Just kidding with the title. But you get 10 points if you can name the movie reference.
I’m feeling kind of weird. I really felt like I just needed some down time and that t-giving would be perfect to get me excited or at least more interested in this whole teaching business and carry me through Christmas break. What I didn’t count on was that going back after those few days off would be so difficult. If anything, I feel more tired and more wore out than before break.
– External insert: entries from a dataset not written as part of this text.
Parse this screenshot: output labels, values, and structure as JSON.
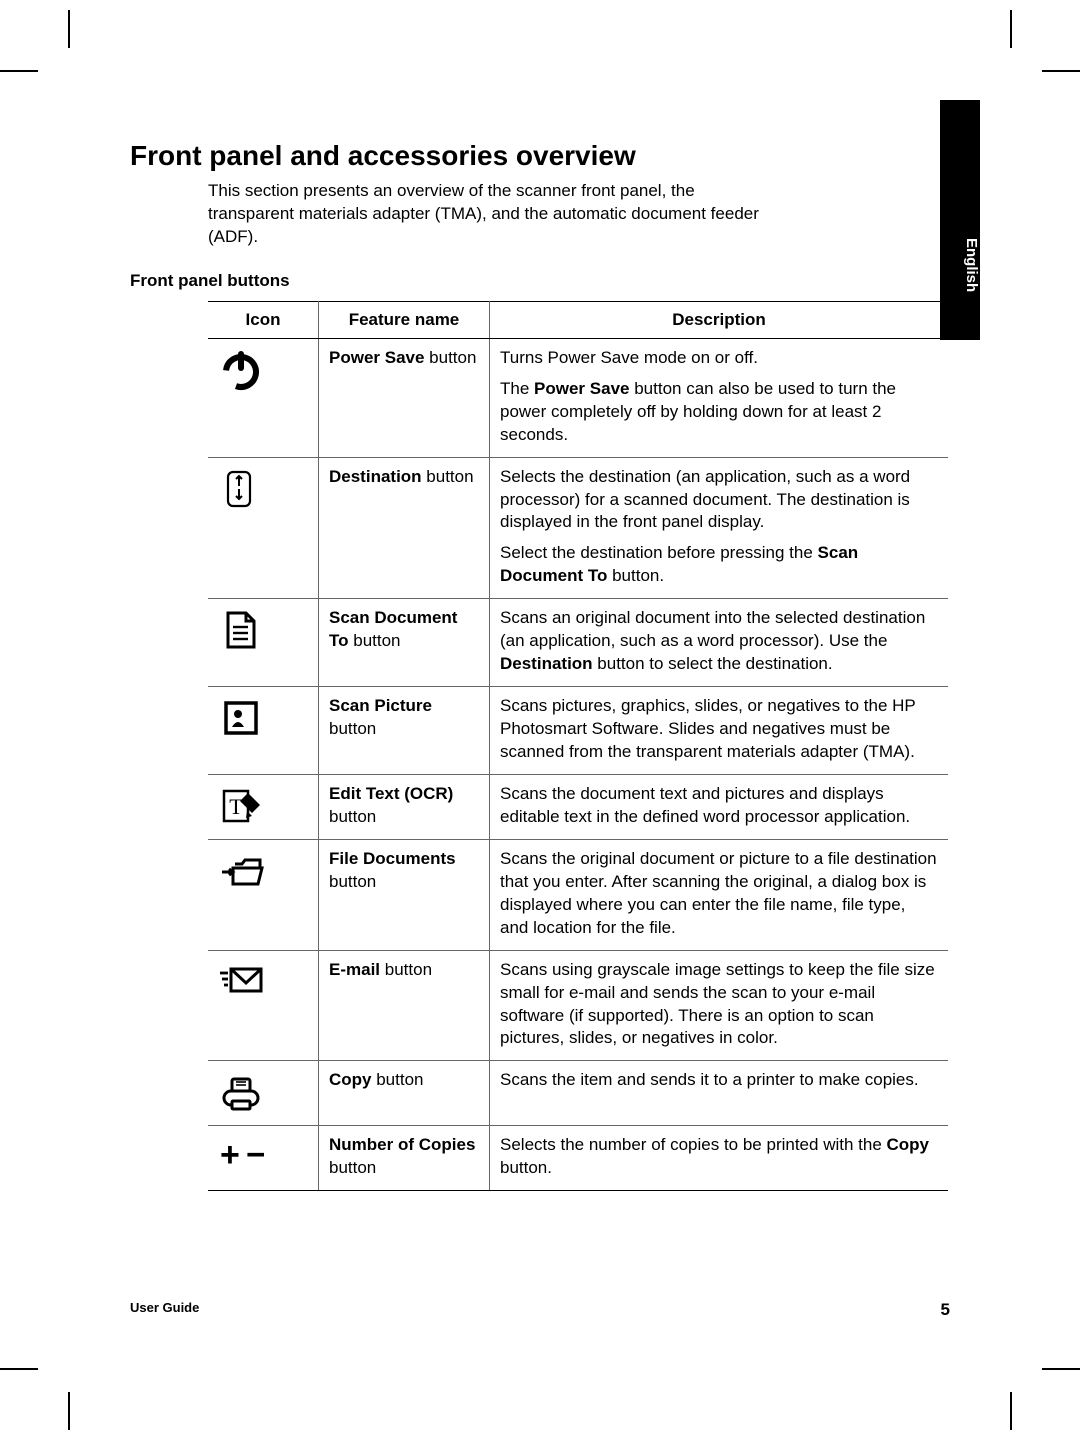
{
  "lang_tab": "English",
  "title": "Front panel and accessories overview",
  "intro": "This section presents an overview of the scanner front panel, the transparent materials adapter (TMA), and the automatic document feeder (ADF).",
  "subhead": "Front panel buttons",
  "table": {
    "headers": {
      "icon": "Icon",
      "name": "Feature name",
      "desc": "Description"
    },
    "iconColor": "#000000",
    "rows": [
      {
        "icon": "power",
        "name_html": "<span class='b'>Power Save</span> button",
        "desc_html": "<p>Turns Power Save mode on or off.</p><p>The <span class='b'>Power Save</span> button can also be used to turn the power completely off by holding down for at least 2 seconds.</p>"
      },
      {
        "icon": "destination",
        "name_html": "<span class='b'>Destination</span> button",
        "desc_html": "<p>Selects the destination (an application, such as a word processor) for a scanned document. The destination is displayed in the front panel display.</p><p>Select the destination before pressing the <span class='b'>Scan Document To</span> button.</p>"
      },
      {
        "icon": "scan-doc",
        "name_html": "<span class='b'>Scan Document To</span> button",
        "desc_html": "<p>Scans an original document into the selected destination (an application, such as a word processor). Use the <span class='b'>Destination</span> button to select the destination.</p>"
      },
      {
        "icon": "scan-pic",
        "name_html": "<span class='b'>Scan Picture</span> button",
        "desc_html": "<p>Scans pictures, graphics, slides, or negatives to the HP Photosmart Software. Slides and negatives must be scanned from the transparent materials adapter (TMA).</p>"
      },
      {
        "icon": "edit-text",
        "name_html": "<span class='b'>Edit Text (OCR)</span> button",
        "desc_html": "<p>Scans the document text and pictures and displays editable text in the defined word processor application.</p>"
      },
      {
        "icon": "file-doc",
        "name_html": "<span class='b'>File Documents</span> button",
        "desc_html": "<p>Scans the original document or picture to a file destination that you enter. After scanning the original, a dialog box is displayed where you can enter the file name, file type, and location for the file.</p>"
      },
      {
        "icon": "email",
        "name_html": "<span class='b'>E-mail</span> button",
        "desc_html": "<p>Scans using grayscale image settings to keep the file size small for e-mail and sends the scan to your e-mail software (if supported). There is an option to scan pictures, slides, or negatives in color.</p>"
      },
      {
        "icon": "copy",
        "name_html": "<span class='b'>Copy</span> button",
        "desc_html": "<p>Scans the item and sends it to a printer to make copies.</p>"
      },
      {
        "icon": "copies",
        "name_html": "<span class='b'>Number of Copies</span> button",
        "desc_html": "<p>Selects the number of copies to be printed with the <span class='b'>Copy</span> button.</p>"
      }
    ]
  },
  "footer": {
    "left": "User Guide",
    "page": "5"
  }
}
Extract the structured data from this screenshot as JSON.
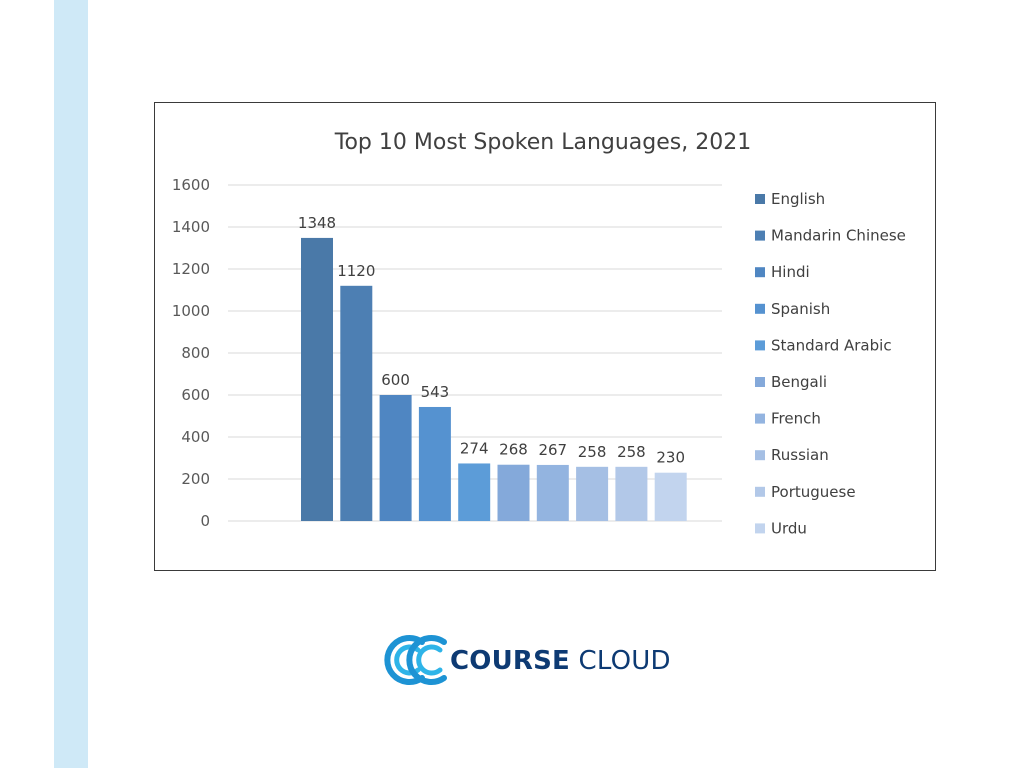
{
  "chart_data": {
    "type": "bar",
    "title": "Top 10 Most Spoken Languages, 2021",
    "categories": [
      "English",
      "Mandarin Chinese",
      "Hindi",
      "Spanish",
      "Standard Arabic",
      "Bengali",
      "French",
      "Russian",
      "Portuguese",
      "Urdu"
    ],
    "values": [
      1348,
      1120,
      600,
      543,
      274,
      268,
      267,
      258,
      258,
      230
    ],
    "colors": [
      "#4a79a8",
      "#4d7fb3",
      "#4f86c2",
      "#5592d0",
      "#5c9cd8",
      "#84a9da",
      "#93b4e0",
      "#a5bfe4",
      "#b2c8e8",
      "#c2d4ee"
    ],
    "ylim": [
      0,
      1600
    ],
    "yticks": [
      "0",
      "200",
      "400",
      "600",
      "800",
      "1000",
      "1200",
      "1400",
      "1600"
    ],
    "grid": true,
    "legend_position": "right",
    "xlabel": "",
    "ylabel": ""
  },
  "logo": {
    "bold": "COURSE",
    "regular": " CLOUD",
    "colors": {
      "arc1": "#1d93d4",
      "arc2": "#2eb4e8",
      "text": "#0d3a73"
    }
  }
}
I also spent a little bit of time with an old friend that I’ve not talked to since I started teaching. She asked a little bit about teaching, but kept asking me questions about what I’m doing with “my music” these days and H has told me that this friend worries that teaching will keep me from what I’m “supposed” to be doing. On one hand, it’s really nice to hear that somebody really thinks that writing/recording/performing is what I’m “meant” to do. On the other hand, I’m finding very little motivation to pursue those endeavors.
It’s been like that. I don’t know why, but I feel this compulsion to be evasive and vague about my music “career” with everybody I deal with in my new setting. I don’t want students to find my web-site/myspace/blog or hear any of my recordings and I am reticent to talk about any of that with my new colleagues/friends. On the other hand, I don’t think I’ve even been to Arsaga’s since August and I’ve been to the studio probably 3 times since July. I have a co-writer that wants to write with me, and we’ve actually come up with some good stuff so far, but I can’t help that other things get in the way and when they do, I’m not overly upset about it.
Sometimes I think that I just need to not worry about it and not push any of the music right now. That was the whole point of starting to teach: to take the pressure of making money off making music. Now, I just need to take the pressure off making music period. I keep telling myself that once I’m in the groove of teaching and I’m not so distracted, I’ll pick it back up and write and play what I want.
Then I wrestle with the same little voice that is the source of all writer’s block. To the writer, it whispers: “what if you never come up with a good idea again?” It’s sitting on my shoulder saying that but also: “if you really just give up music, what if you never pick it up again?”
I think this is most scary because it questions the identity that I’ve always thought of myself. That doesn’t make it any easier.